05 April 2005
9:47 PM

Daylight savings time is a confusing time of year for everyone involved. Regardless of the fact that it's been happening all my life, the same questions arise every year: Are we moving forward an hour or back an hour? What do "forward" and "back" mean in this context? (Do I use the "up" or "down" button on my alarm clock?) Will I remember that I've set my clocks when I wake up, panicked, in the morning? Does this mean I'll get less sleep? Will there be more or less light?

And, most importantly: Who came up with this shit?

I don't need any of your help answering these questions. That's what all this is for.

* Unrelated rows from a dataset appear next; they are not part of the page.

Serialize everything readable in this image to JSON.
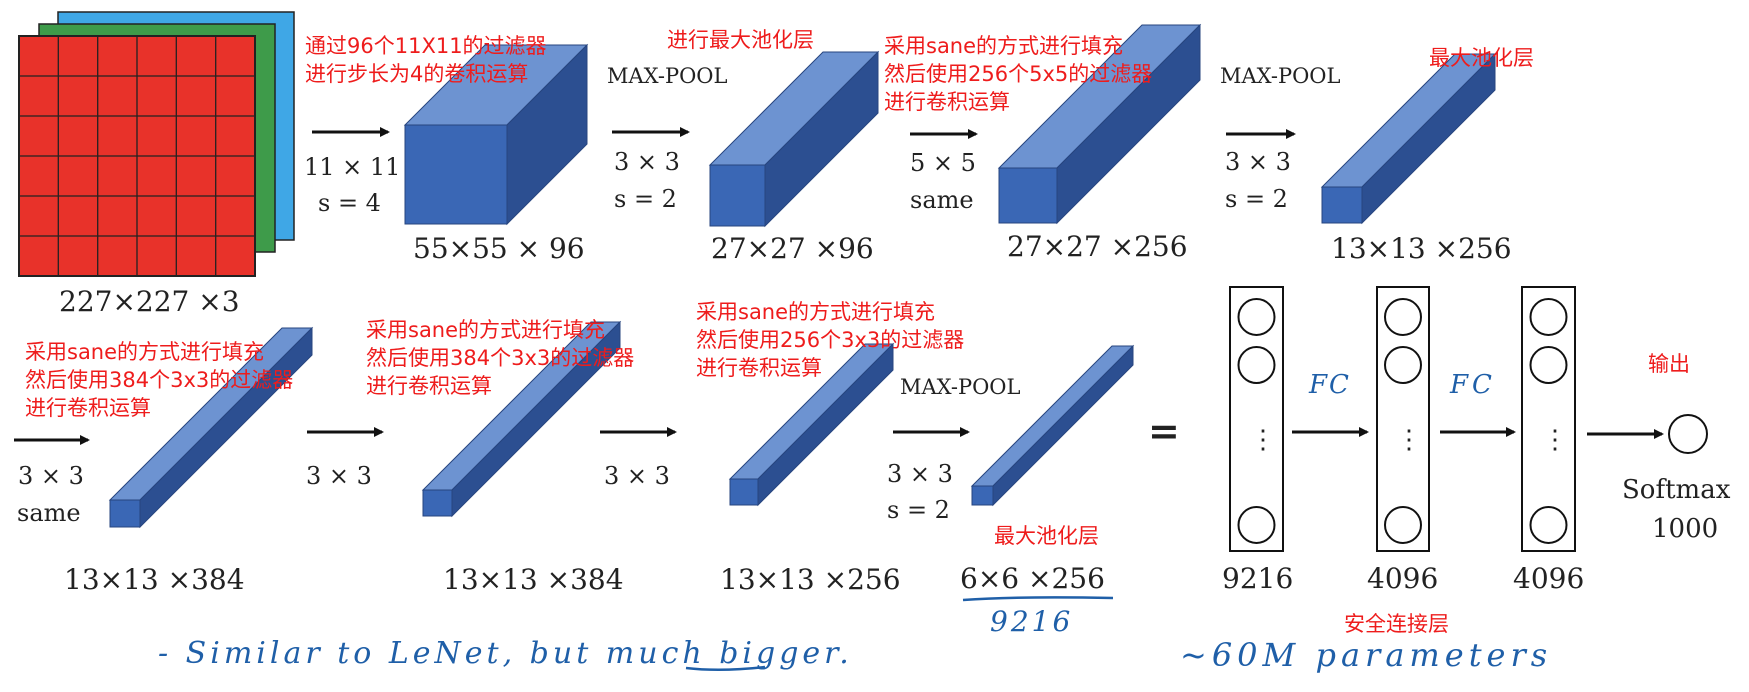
{
  "row1": {
    "input": {
      "dims": "227×227 ×3"
    },
    "conv1": {
      "kernel": "11 × 11",
      "stride": "s = 4",
      "dims": "55×55 × 96",
      "note": "通过96个11X11的过滤器\n进行步长为4的卷积运算"
    },
    "pool1": {
      "op": "MAX-POOL",
      "kernel": "3 × 3",
      "stride": "s = 2",
      "dims": "27×27 ×96",
      "note": "进行最大池化层"
    },
    "conv2": {
      "kernel": "5 × 5",
      "stride": "same",
      "dims": "27×27 ×256",
      "note": "采用sane的方式进行填充\n然后使用256个5x5的过滤器\n进行卷积运算"
    },
    "pool2": {
      "op": "MAX-POOL",
      "kernel": "3 × 3",
      "stride": "s = 2",
      "dims": "13×13 ×256",
      "note": "最大池化层"
    }
  },
  "row2": {
    "conv3": {
      "kernel": "3 × 3",
      "stride": "same",
      "dims": "13×13 ×384",
      "note": "采用sane的方式进行填充\n然后使用384个3x3的过滤器\n进行卷积运算"
    },
    "conv4": {
      "kernel": "3 × 3",
      "dims": "13×13 ×384",
      "note": "采用sane的方式进行填充\n然后使用384个3x3的过滤器\n进行卷积运算"
    },
    "conv5": {
      "kernel": "3 × 3",
      "dims": "13×13 ×256",
      "note": "采用sane的方式进行填充\n然后使用256个3x3的过滤器\n进行卷积运算"
    },
    "pool3": {
      "op": "MAX-POOL",
      "kernel": "3 × 3",
      "stride": "s = 2",
      "dims": "6×6 ×256",
      "note": "最大池化层"
    },
    "equals": "="
  },
  "fc": {
    "layers": [
      {
        "size": "9216",
        "dots": "⋮"
      },
      {
        "size": "4096",
        "dots": "⋮"
      },
      {
        "size": "4096",
        "dots": "⋮"
      }
    ],
    "arrow_label_1": "FC",
    "arrow_label_2": "FC",
    "output_note": "输出",
    "output_label": "Softmax",
    "output_size": "1000",
    "fc_note": "安全连接层"
  },
  "handwriting": {
    "flatten_size": "9216",
    "comment": "- Similar to LeNet, but much bigger.",
    "params": "~60M parameters"
  },
  "colors": {
    "cube_front": "#3a67b5",
    "cube_top": "#6d93d1",
    "cube_side": "#2c4f91",
    "input_red": "#e8322a",
    "input_green": "#3e9b4a",
    "input_blue": "#3fa7e6",
    "note_red": "#ee1c1c",
    "ink_blue": "#1f5fa8"
  }
}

All I mean to say is, for someone whose sense of time is almost entirely dependent on light, daylight savings time can be a traumatic experience. It isn't my sleep schedule that it's messing with (how many times have we been over the fact that I don't have one?) so much as it's mucking up what we shall call my "homework sense." There is a sense -- call it instinct, if you will -- that comes a few hours after sunset -- a sense that it is time to do homework. For me, this usually comes around nine, depending on the workload. Maybe some of you consider this unecessary, but when days are a constant movement from one activity to the next (school is 6:30am-5pm as far as preparation and transportation goes, then there's the added mess of piano and homework), free time floats in and can absorb you. Frequently, this "homework sense" is all that pulls me out of it. ("Free time" which here means "internet.")

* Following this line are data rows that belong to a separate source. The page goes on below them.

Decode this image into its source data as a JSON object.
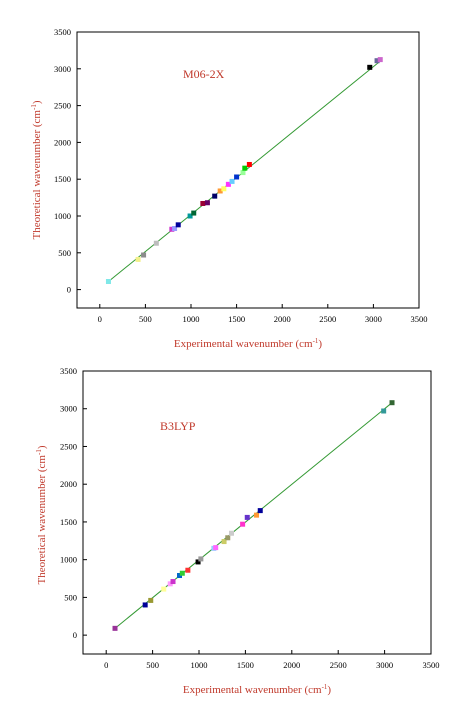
{
  "chart_data": [
    {
      "type": "scatter",
      "title": "M06-2X",
      "xlabel": "Experimental wavenumber (cm",
      "xlabel_sup": "-1",
      "xlabel_close": ")",
      "ylabel": "Theoretical wavenumber (cm",
      "ylabel_sup": "-1",
      "ylabel_close": ")",
      "xlim": [
        -250,
        3500
      ],
      "ylim": [
        -250,
        3500
      ],
      "xticks": [
        0,
        500,
        1000,
        1500,
        2000,
        2500,
        3000,
        3500
      ],
      "yticks": [
        0,
        500,
        1000,
        1500,
        2000,
        2500,
        3000,
        3500
      ],
      "xtick_labels": [
        "0",
        "500",
        "1000",
        "1500",
        "2000",
        "2500",
        "3000",
        "3500"
      ],
      "ytick_labels": [
        "0",
        "500",
        "1000",
        "1500",
        "2000",
        "2500",
        "3000",
        "3500"
      ],
      "fit_line": {
        "x": [
          95,
          3080
        ],
        "y": [
          110,
          3110
        ],
        "color": "#339933"
      },
      "label_color": "#c0392b",
      "points": [
        {
          "x": 95,
          "y": 110,
          "color": "#7fe8e8"
        },
        {
          "x": 420,
          "y": 410,
          "color": "#f3f08a"
        },
        {
          "x": 480,
          "y": 470,
          "color": "#8c8c8c"
        },
        {
          "x": 620,
          "y": 630,
          "color": "#bdbdbd"
        },
        {
          "x": 790,
          "y": 820,
          "color": "#cc33cc"
        },
        {
          "x": 820,
          "y": 830,
          "color": "#9999ff"
        },
        {
          "x": 860,
          "y": 880,
          "color": "#000099"
        },
        {
          "x": 990,
          "y": 1000,
          "color": "#009999"
        },
        {
          "x": 1030,
          "y": 1040,
          "color": "#006633"
        },
        {
          "x": 1130,
          "y": 1170,
          "color": "#990033"
        },
        {
          "x": 1180,
          "y": 1180,
          "color": "#660066"
        },
        {
          "x": 1260,
          "y": 1270,
          "color": "#000066"
        },
        {
          "x": 1320,
          "y": 1340,
          "color": "#ff9933"
        },
        {
          "x": 1360,
          "y": 1370,
          "color": "#ffff66"
        },
        {
          "x": 1410,
          "y": 1430,
          "color": "#ff33ff"
        },
        {
          "x": 1450,
          "y": 1470,
          "color": "#66ccff"
        },
        {
          "x": 1500,
          "y": 1530,
          "color": "#0033cc"
        },
        {
          "x": 1570,
          "y": 1590,
          "color": "#99ff99"
        },
        {
          "x": 1590,
          "y": 1650,
          "color": "#00cc00"
        },
        {
          "x": 1640,
          "y": 1700,
          "color": "#ff0000"
        },
        {
          "x": 2960,
          "y": 3020,
          "color": "#000000"
        },
        {
          "x": 3040,
          "y": 3110,
          "color": "#666699"
        },
        {
          "x": 3075,
          "y": 3125,
          "color": "#cc66cc"
        }
      ]
    },
    {
      "type": "scatter",
      "title": "B3LYP",
      "xlabel": "Experimental wavenumber (cm",
      "xlabel_sup": "-1",
      "xlabel_close": ")",
      "ylabel": "Theoretical wavenumber (cm",
      "ylabel_sup": "-1",
      "ylabel_close": ")",
      "xlim": [
        -250,
        3500
      ],
      "ylim": [
        -250,
        3500
      ],
      "xticks": [
        0,
        500,
        1000,
        1500,
        2000,
        2500,
        3000,
        3500
      ],
      "yticks": [
        0,
        500,
        1000,
        1500,
        2000,
        2500,
        3000,
        3500
      ],
      "xtick_labels": [
        "0",
        "500",
        "1000",
        "1500",
        "2000",
        "2500",
        "3000",
        "3500"
      ],
      "ytick_labels": [
        "0",
        "500",
        "1000",
        "1500",
        "2000",
        "2500",
        "3000",
        "3500"
      ],
      "fit_line": {
        "x": [
          95,
          3080
        ],
        "y": [
          90,
          3080
        ],
        "color": "#339933"
      },
      "label_color": "#c0392b",
      "points": [
        {
          "x": 95,
          "y": 90,
          "color": "#993399"
        },
        {
          "x": 420,
          "y": 400,
          "color": "#000099"
        },
        {
          "x": 480,
          "y": 460,
          "color": "#999933"
        },
        {
          "x": 620,
          "y": 610,
          "color": "#ffff99"
        },
        {
          "x": 690,
          "y": 680,
          "color": "#ff99ff"
        },
        {
          "x": 720,
          "y": 710,
          "color": "#cc33cc"
        },
        {
          "x": 790,
          "y": 790,
          "color": "#0066cc"
        },
        {
          "x": 820,
          "y": 820,
          "color": "#33cc33"
        },
        {
          "x": 880,
          "y": 860,
          "color": "#ff3333"
        },
        {
          "x": 990,
          "y": 970,
          "color": "#000000"
        },
        {
          "x": 1020,
          "y": 1010,
          "color": "#999999"
        },
        {
          "x": 1160,
          "y": 1150,
          "color": "#99ccff"
        },
        {
          "x": 1180,
          "y": 1160,
          "color": "#ff66ff"
        },
        {
          "x": 1270,
          "y": 1240,
          "color": "#cccc66"
        },
        {
          "x": 1310,
          "y": 1290,
          "color": "#999966"
        },
        {
          "x": 1350,
          "y": 1350,
          "color": "#cccccc"
        },
        {
          "x": 1470,
          "y": 1470,
          "color": "#ff33cc"
        },
        {
          "x": 1520,
          "y": 1560,
          "color": "#6633cc"
        },
        {
          "x": 1620,
          "y": 1590,
          "color": "#ff9933"
        },
        {
          "x": 1660,
          "y": 1650,
          "color": "#000099"
        },
        {
          "x": 2990,
          "y": 2970,
          "color": "#339999"
        },
        {
          "x": 3080,
          "y": 3080,
          "color": "#336633"
        }
      ]
    }
  ]
}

(All of that was terribly convoluted. My precision in writing deteriorates by the hour. My love for the vices of the literary world are what make my writing overwhelming -- the dash, the semicolon, the parenthetical; a lot of times I feel like Zelda Fitzgerald in her letters to F. Scott, or worse, Emily Dickinson. Nothing, it seems, will rid me of this horrible affliction. But is it not proper that a writer should love her tools?)

This, of course, translates to "It's nearly ten, I haven't so much as looked in my bookbag, and I need a creative way to procrastinate."

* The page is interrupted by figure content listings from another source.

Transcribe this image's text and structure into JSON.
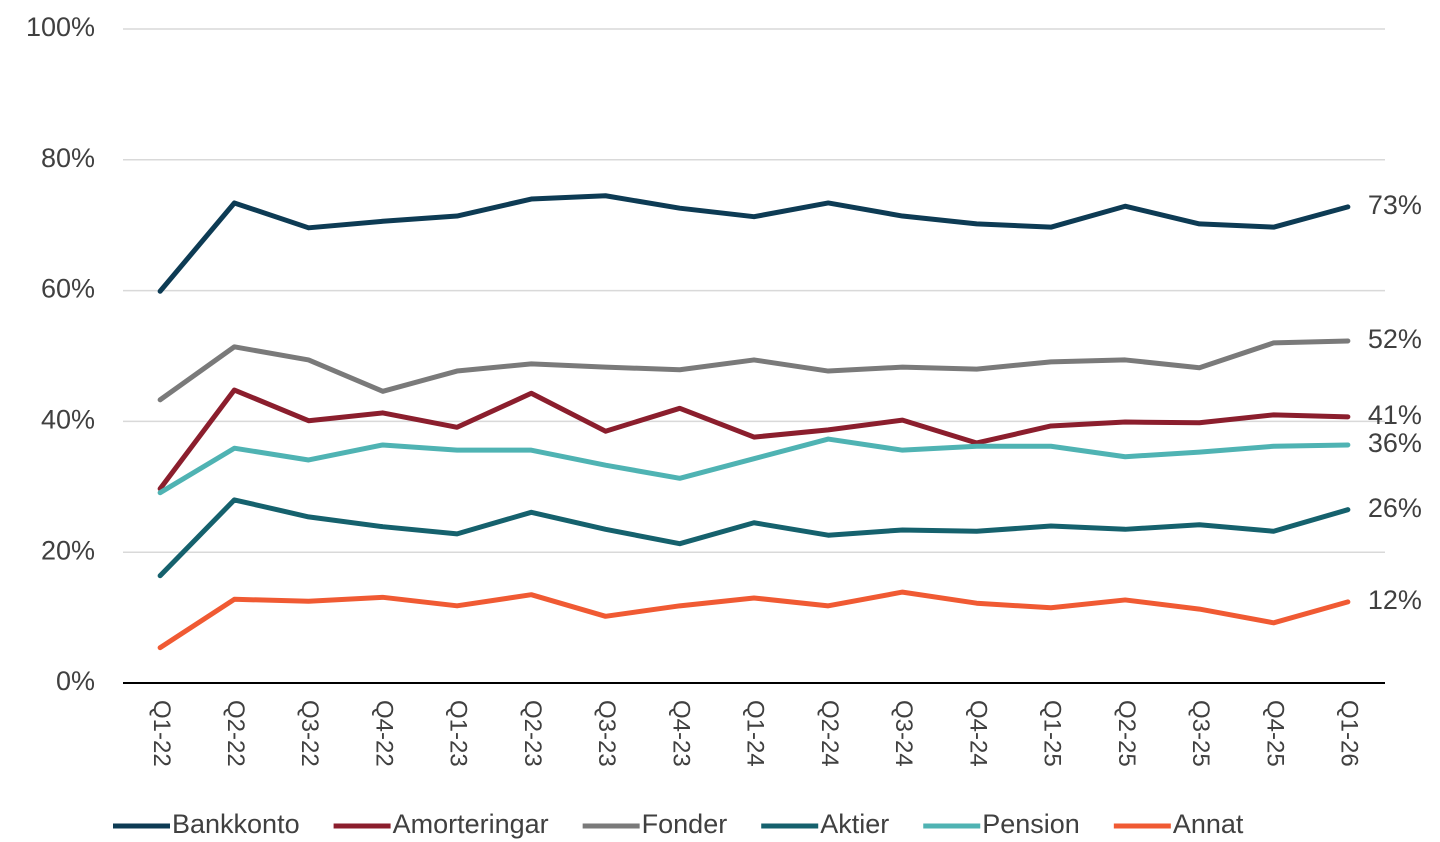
{
  "chart_data": {
    "type": "line",
    "categories": [
      "Q1-22",
      "Q2-22",
      "Q3-22",
      "Q4-22",
      "Q1-23",
      "Q2-23",
      "Q3-23",
      "Q4-23",
      "Q1-24",
      "Q2-24",
      "Q3-24",
      "Q4-24",
      "Q1-25",
      "Q2-25",
      "Q3-25",
      "Q4-25",
      "Q1-26"
    ],
    "ylim": [
      0,
      100
    ],
    "yticks": [
      {
        "value": 0,
        "label": "0%"
      },
      {
        "value": 20,
        "label": "20%"
      },
      {
        "value": 40,
        "label": "40%"
      },
      {
        "value": 60,
        "label": "60%"
      },
      {
        "value": 80,
        "label": "80%"
      },
      {
        "value": 100,
        "label": "100%"
      }
    ],
    "grid": true,
    "legend": "bottom",
    "series": [
      {
        "name": "Bankkonto",
        "color": "#0d3b54",
        "values": [
          59.9,
          73.4,
          69.6,
          70.6,
          71.4,
          74.0,
          74.5,
          72.6,
          71.3,
          73.4,
          71.4,
          70.2,
          69.7,
          72.9,
          70.2,
          69.7,
          72.8
        ],
        "value_labels": [
          null,
          null,
          null,
          null,
          null,
          null,
          null,
          null,
          null,
          null,
          null,
          null,
          null,
          null,
          null,
          null,
          "73%"
        ]
      },
      {
        "name": "Amorteringar",
        "color": "#8b1e2d",
        "values": [
          29.7,
          44.8,
          40.1,
          41.3,
          39.1,
          44.3,
          38.5,
          42.0,
          37.6,
          38.7,
          40.2,
          36.7,
          39.3,
          39.9,
          39.8,
          41.0,
          40.7
        ],
        "value_labels": [
          null,
          null,
          null,
          null,
          null,
          null,
          null,
          null,
          null,
          null,
          null,
          null,
          null,
          null,
          null,
          null,
          "41%"
        ]
      },
      {
        "name": "Fonder",
        "color": "#7a7a7a",
        "values": [
          43.3,
          51.4,
          49.4,
          44.6,
          47.7,
          48.8,
          48.3,
          47.9,
          49.4,
          47.7,
          48.3,
          48.0,
          49.1,
          49.4,
          48.2,
          52.0,
          52.3
        ],
        "value_labels": [
          null,
          null,
          null,
          null,
          null,
          null,
          null,
          null,
          null,
          null,
          null,
          null,
          null,
          null,
          null,
          null,
          "52%"
        ]
      },
      {
        "name": "Aktier",
        "color": "#15616d",
        "values": [
          16.4,
          28.0,
          25.4,
          23.9,
          22.8,
          26.1,
          23.5,
          21.3,
          24.5,
          22.6,
          23.4,
          23.2,
          24.0,
          23.5,
          24.2,
          23.2,
          26.5
        ],
        "value_labels": [
          null,
          null,
          null,
          null,
          null,
          null,
          null,
          null,
          null,
          null,
          null,
          null,
          null,
          null,
          null,
          null,
          "26%"
        ]
      },
      {
        "name": "Pension",
        "color": "#4fb3b3",
        "values": [
          29.1,
          35.9,
          34.1,
          36.4,
          35.6,
          35.6,
          33.3,
          31.3,
          34.3,
          37.3,
          35.6,
          36.2,
          36.2,
          34.6,
          35.3,
          36.2,
          36.4
        ],
        "value_labels": [
          null,
          null,
          null,
          null,
          null,
          null,
          null,
          null,
          null,
          null,
          null,
          null,
          null,
          null,
          null,
          null,
          "36%"
        ]
      },
      {
        "name": "Annat",
        "color": "#f05a33",
        "values": [
          5.4,
          12.8,
          12.5,
          13.1,
          11.8,
          13.5,
          10.2,
          11.8,
          13.0,
          11.8,
          13.9,
          12.2,
          11.5,
          12.7,
          11.3,
          9.2,
          12.4
        ],
        "value_labels": [
          null,
          null,
          null,
          null,
          null,
          null,
          null,
          null,
          null,
          null,
          null,
          null,
          null,
          null,
          null,
          null,
          "12%"
        ]
      }
    ]
  }
}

But I like that it's still daylight when I drive home from school.
9:59 PM

yum cheerio: Do you want to go shopping this weekend?
Coffeeinblack: very much so.
Coffeeinblack: taking the act saturday... i guess that'll be over by noon...
yum cheerio: Yeah, I'm taking it too.
yum cheerio: at Samford, I think. I should probably check on that...
Coffeeinblack: yeah, i need to call and get the info on my admission ticket. the website says you can get in without having one, but it has the time and directions and shit on it.
Coffeeinblack: i figure after the sat the test could be comprised of having a brick thrown at me and i wouldn't care.